NOTE ADDED IN PROOF The linearity for Minkowski metric preserving diffeomorphisms is treated here:
Interval preserving transformations are linear in special relativity
However, one may go a step further and ask a better "foundation of SR question": what are the linear/non-linear transformations that preserve wave-fronts, and do they form a group? (it is known that in the foundations of SR light signals are treated as spherical waves propagating at speed "c").
There are two separate issues here:
1. What is the most general form of space-time transformations which leave the D'Alembert equation "conserved":
$$\Box f(x_0,x_1,x_2,x_3) =0 \Rightarrow \Box'f(x'_0,x'_1,x'_2,x'_3) =0) ~\tag{1}$$
2. Do the transformations at point 1., if non-linear, form a group?
Question 2. excludes some (if not all non-linear) solutions to point 1. because non-linearity conflicts with the group property of unique inverse transformation.
Think of (as example) $\text{T:} ~ x'=\sin x^2 + a, y'=y, ~ z'=z, ~ t'= \sqrt{t^2 + 75}$. This may be a solution to problem 1., but you cannot invert it, therefore is not something the OP may seek.

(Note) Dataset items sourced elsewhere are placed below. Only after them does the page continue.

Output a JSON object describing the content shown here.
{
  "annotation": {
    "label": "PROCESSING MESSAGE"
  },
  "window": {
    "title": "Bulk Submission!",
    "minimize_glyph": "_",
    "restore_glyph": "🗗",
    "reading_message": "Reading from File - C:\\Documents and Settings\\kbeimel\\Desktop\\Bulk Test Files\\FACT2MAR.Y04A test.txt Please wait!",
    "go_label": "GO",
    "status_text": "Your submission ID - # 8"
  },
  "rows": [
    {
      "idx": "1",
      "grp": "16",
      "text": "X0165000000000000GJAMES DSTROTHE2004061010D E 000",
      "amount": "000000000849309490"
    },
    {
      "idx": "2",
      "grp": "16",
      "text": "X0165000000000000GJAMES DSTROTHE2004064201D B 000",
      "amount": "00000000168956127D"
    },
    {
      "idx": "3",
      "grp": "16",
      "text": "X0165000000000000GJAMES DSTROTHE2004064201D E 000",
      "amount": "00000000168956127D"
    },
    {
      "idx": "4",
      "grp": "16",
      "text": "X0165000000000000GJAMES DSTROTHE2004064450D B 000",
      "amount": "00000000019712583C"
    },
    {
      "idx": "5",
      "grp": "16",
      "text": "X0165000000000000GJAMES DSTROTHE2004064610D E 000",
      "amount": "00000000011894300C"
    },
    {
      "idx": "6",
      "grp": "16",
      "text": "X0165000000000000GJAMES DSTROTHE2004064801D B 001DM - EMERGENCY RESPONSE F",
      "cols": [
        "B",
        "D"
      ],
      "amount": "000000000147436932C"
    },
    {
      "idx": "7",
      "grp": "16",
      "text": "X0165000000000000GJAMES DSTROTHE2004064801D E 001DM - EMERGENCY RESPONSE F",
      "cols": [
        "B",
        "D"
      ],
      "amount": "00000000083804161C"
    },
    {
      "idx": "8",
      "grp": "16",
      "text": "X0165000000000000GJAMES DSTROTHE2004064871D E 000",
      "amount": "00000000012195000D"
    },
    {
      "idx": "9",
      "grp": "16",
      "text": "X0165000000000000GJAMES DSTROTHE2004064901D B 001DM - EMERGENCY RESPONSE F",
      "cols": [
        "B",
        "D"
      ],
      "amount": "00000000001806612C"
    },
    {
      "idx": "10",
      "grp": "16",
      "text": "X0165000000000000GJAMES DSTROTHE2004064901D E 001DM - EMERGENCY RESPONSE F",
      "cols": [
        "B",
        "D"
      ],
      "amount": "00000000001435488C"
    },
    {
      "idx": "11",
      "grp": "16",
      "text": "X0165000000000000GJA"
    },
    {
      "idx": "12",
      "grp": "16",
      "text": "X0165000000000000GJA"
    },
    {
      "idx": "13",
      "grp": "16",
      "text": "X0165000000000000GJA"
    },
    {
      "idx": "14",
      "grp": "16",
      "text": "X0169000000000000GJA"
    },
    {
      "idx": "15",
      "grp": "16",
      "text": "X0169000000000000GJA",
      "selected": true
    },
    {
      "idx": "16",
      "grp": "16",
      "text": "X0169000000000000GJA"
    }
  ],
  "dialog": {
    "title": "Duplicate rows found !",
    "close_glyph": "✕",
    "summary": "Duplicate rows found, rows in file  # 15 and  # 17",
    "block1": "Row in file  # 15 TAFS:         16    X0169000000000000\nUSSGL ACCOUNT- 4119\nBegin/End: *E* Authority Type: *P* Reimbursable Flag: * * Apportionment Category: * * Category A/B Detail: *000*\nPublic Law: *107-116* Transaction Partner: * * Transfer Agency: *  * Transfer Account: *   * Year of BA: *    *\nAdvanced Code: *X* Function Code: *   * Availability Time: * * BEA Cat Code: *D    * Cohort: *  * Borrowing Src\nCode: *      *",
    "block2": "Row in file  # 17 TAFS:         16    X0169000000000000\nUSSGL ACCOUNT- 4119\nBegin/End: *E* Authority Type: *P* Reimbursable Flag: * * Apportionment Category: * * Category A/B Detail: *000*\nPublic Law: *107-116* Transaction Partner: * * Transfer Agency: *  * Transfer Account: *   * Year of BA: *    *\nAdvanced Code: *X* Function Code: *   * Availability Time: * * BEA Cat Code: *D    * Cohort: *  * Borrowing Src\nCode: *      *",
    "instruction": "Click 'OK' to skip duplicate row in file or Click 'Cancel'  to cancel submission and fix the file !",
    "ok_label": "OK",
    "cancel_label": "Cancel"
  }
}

If we remove from the OP the condition of being a group, then question 1. is really interesting in itself and a solution has been offered by Weyl (quoted by V.A. Fock in Appendix A of his relativity book: The theory of space, time and gravitation, Pergamon Press, 1959, +---).
Answer to 1.
The form of the most general transformation $x'_i= f_i(x_0, x_1, x_2, x_3), ~ (i=0,1,2,3)$ satisfying $(1)$ is either:
$$ x'_i =\frac{x_i - \alpha_i \sum_{k=0}^{3} e_k x_k^2}{1-2 \sum_{k=0}^3 e_k \alpha_k x_k + \sum_{k=0}^{3} e_k \alpha_k^2 \sum_{l=0}^{3} e_l x_l^2 } \tag{2}$$
or
$$ x'_i = a_i + \sum_{k=0}^{3} e_k a_{ik} x_k, \tag{3} $$
with $a_{ik}$ satisfying
$$ \sum_{i=0}^{3} e_i a_{ik}a_{il} = e_k \delta_{kl} \tag{4}$$
with $a, e, \alpha$ constants with respect to $x_i$.
$(3) + (4)$ are called Lorentz transformations and they do form a group, while the (2) are called Möbius (spherical) transformations and unfortunately do no form a group.